In the summer of 1970, Shelly Grimson, a twenty-two-year-old university student with long hair, an army jacket, and a camera, was sent on a mission by poet and editor Gary Geddes: spend three months in and around Toronto taking pictures of an increasingly influential cabal of Canadian poets. Grimson threw himself into the work, and a handful of his portraits were published in the landmark anthology 15 Canadian Poets (Oxford University Press, 1970), edited by Geddes and Phyllis Bruce. Grimson tossed the rest of his film into a drawer and traded a career in photography for one in criminal law, and then real estate. Thirty-two years later, in the fall of 2002, Grimson opened the drawer to rediscover more than a thousand negatives.
He built a darkroom in his home, and spent a year and a half printing hundreds of photographs, including the thirteen portraits shown here: Earle Birney having a nicotine fit on Charles Street; Margaret Atwood on Toronto Island; Michael Ondaatje inside the now demolished greenhouse at College and University; Margaret Avison at Evangel Hall, a Queen Street mission; Patrick Lane outside Old City Hall; John Newlove and Al Purdy on Ontario farms; Raymond Souster, banker, poet, and publisher, in front of Saint Michael’s College, on Bay Street; George Bowering and Irving Layton at York University; Gwendolyn MacEwen on a Toronto beach; Milton Acorn in a ravine; and D.G. Jones drinking in Michael Ondaatje’s car.
“The Bohemian Embassy was a coffee house on St. Nicholas Street [in Toronto] where they had a weekly poetry night. If you were a poet wandering through town, that’s where you would read. They had painted the inside black, and they had an espresso machine, the first one anyone had ever seen, which was worshipped like a god. The poetry scene was like an anthill – if you didn’t know it was there, you would think nothing was going on, but once you were in it, there was much furious activity: people reviewing one another’s books, people attacking one another, people praising one another, people having affairs with one another, and people striking up friendships. Some of them would be refugees from respectable life, and some would be patrons of the arts, and they would do things such as take Milton Acorn home to stay the night, because he wouldn’t have a place.
“On one memorable occasion, at a beautiful house, which had all-white upholstery, he [Acorn] fell into the fireplace and got covered with soot, and then went into the beautiful white bathroom and had a bath. In the morning there were black handprints everywhere.

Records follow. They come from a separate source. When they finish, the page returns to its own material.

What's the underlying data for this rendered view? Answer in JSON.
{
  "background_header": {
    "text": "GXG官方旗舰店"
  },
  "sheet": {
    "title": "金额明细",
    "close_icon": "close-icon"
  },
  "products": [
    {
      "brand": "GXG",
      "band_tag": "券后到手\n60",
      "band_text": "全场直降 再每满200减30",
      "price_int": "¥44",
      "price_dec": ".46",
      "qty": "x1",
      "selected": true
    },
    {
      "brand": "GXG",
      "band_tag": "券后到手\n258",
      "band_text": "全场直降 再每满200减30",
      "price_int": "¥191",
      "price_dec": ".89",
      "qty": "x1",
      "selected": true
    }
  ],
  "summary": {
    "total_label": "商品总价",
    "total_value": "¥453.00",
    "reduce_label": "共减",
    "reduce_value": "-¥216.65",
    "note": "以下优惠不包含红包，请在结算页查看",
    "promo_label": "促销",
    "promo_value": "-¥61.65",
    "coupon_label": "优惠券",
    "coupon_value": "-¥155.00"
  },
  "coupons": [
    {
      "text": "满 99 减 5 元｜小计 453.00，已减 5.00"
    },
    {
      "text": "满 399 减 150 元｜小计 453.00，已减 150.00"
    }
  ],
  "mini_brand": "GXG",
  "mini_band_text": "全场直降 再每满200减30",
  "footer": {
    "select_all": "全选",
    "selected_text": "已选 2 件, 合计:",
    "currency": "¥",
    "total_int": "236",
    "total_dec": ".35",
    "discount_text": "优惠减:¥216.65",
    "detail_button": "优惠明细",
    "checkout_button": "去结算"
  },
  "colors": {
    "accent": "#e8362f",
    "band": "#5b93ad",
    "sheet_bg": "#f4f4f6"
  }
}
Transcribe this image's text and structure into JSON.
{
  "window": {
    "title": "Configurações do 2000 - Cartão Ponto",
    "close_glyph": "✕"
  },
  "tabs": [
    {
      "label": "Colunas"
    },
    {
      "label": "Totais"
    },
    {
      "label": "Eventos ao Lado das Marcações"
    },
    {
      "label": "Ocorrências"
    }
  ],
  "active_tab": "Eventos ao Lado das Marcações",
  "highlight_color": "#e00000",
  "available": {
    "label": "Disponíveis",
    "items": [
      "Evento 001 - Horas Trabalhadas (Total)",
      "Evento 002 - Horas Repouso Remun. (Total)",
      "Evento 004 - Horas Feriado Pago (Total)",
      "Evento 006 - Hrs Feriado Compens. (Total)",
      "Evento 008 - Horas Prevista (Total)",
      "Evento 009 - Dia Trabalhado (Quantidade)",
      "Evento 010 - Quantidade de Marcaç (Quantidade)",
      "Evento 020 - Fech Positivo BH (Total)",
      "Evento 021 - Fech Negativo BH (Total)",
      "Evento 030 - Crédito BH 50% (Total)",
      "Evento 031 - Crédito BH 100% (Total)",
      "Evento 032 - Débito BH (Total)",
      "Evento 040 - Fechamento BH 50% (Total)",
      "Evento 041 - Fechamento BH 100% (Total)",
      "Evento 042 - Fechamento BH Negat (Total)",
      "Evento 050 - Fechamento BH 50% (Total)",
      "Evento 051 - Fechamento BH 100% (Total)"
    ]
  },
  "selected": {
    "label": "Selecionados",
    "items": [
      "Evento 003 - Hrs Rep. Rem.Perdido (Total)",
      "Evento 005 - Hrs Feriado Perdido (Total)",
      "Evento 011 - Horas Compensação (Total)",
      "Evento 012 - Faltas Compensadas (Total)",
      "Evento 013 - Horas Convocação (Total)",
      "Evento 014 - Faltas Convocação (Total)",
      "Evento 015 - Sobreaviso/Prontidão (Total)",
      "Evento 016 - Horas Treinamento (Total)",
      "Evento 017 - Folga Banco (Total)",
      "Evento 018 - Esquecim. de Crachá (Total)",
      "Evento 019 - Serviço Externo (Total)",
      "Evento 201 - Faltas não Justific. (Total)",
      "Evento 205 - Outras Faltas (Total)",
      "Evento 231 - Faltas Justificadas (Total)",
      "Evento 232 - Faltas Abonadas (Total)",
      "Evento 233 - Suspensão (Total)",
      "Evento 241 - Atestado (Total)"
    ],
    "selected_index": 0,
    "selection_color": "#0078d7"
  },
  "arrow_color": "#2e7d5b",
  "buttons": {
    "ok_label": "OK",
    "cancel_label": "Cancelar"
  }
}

“Many people had been writing secretly; suddenly there were places where they could get published. It was like opening a floodgate; a surge poured through. You wouldn’t find that now because the floodgates aren’t closed, there’s no buildup – you don’t get a sudden explosion.
“John Newlove was in some ways the most representative of that early group, because he was a complete loner. He came from rural Saskatchewan, and he made his own way. There were no grants, or creative writing programs back then.”
—Margaret Atwood
How beautiful we all were. Even Milton Acorn in his way. It was the summer of 1970, exactly half my life ago. I’m twice as old now as I was in the picture [opposite]. It’s a real two-pronged feeling looking at these pictures. You think, oh God, these sweet people. And then you think, oh God, but we’re all old now. They kind of mock us. Poetry was a big deal in the Sixties. It was part of the counterculture. There was rock ‘n’ roll, but poetry was somehow there before rock ‘n’ roll. We were on two crests back then. There was an international crest, which had to do with the movement of poetry off the page and out of the university, into the coffeehouses and magazines, and onto the street. But we were also part of Canadian history. A few years before that, there were maybe two or three anthologies of Canadian poetry published. All of a sudden there were all these new presses: Coach House, House of Anansi, Talonbooks, and Contact. So the number of poets was accelerating. More and more of them were showing up all the time. We read each other’s books, edited each other’s poems, travelled across the country to read. There were a few who had been my heroes, who were older than me, like Margaret Avison, Irving Layton, and Raymond Souster, who I didn’t see all that often. But some people I saw all the time, like John Newlove and Margaret Atwood. It’s a good thing that Raymond Souster was there. He was kind of a bridge between his generation and our generation. Souster ran Contact press. He published my first book, John Newlove’s first book, Margaret Atwood’s first book, Milton Acorn’s first book. This was a whole generation that wanted to know how to make a poem. You couldn’t just get by on personality and friends.”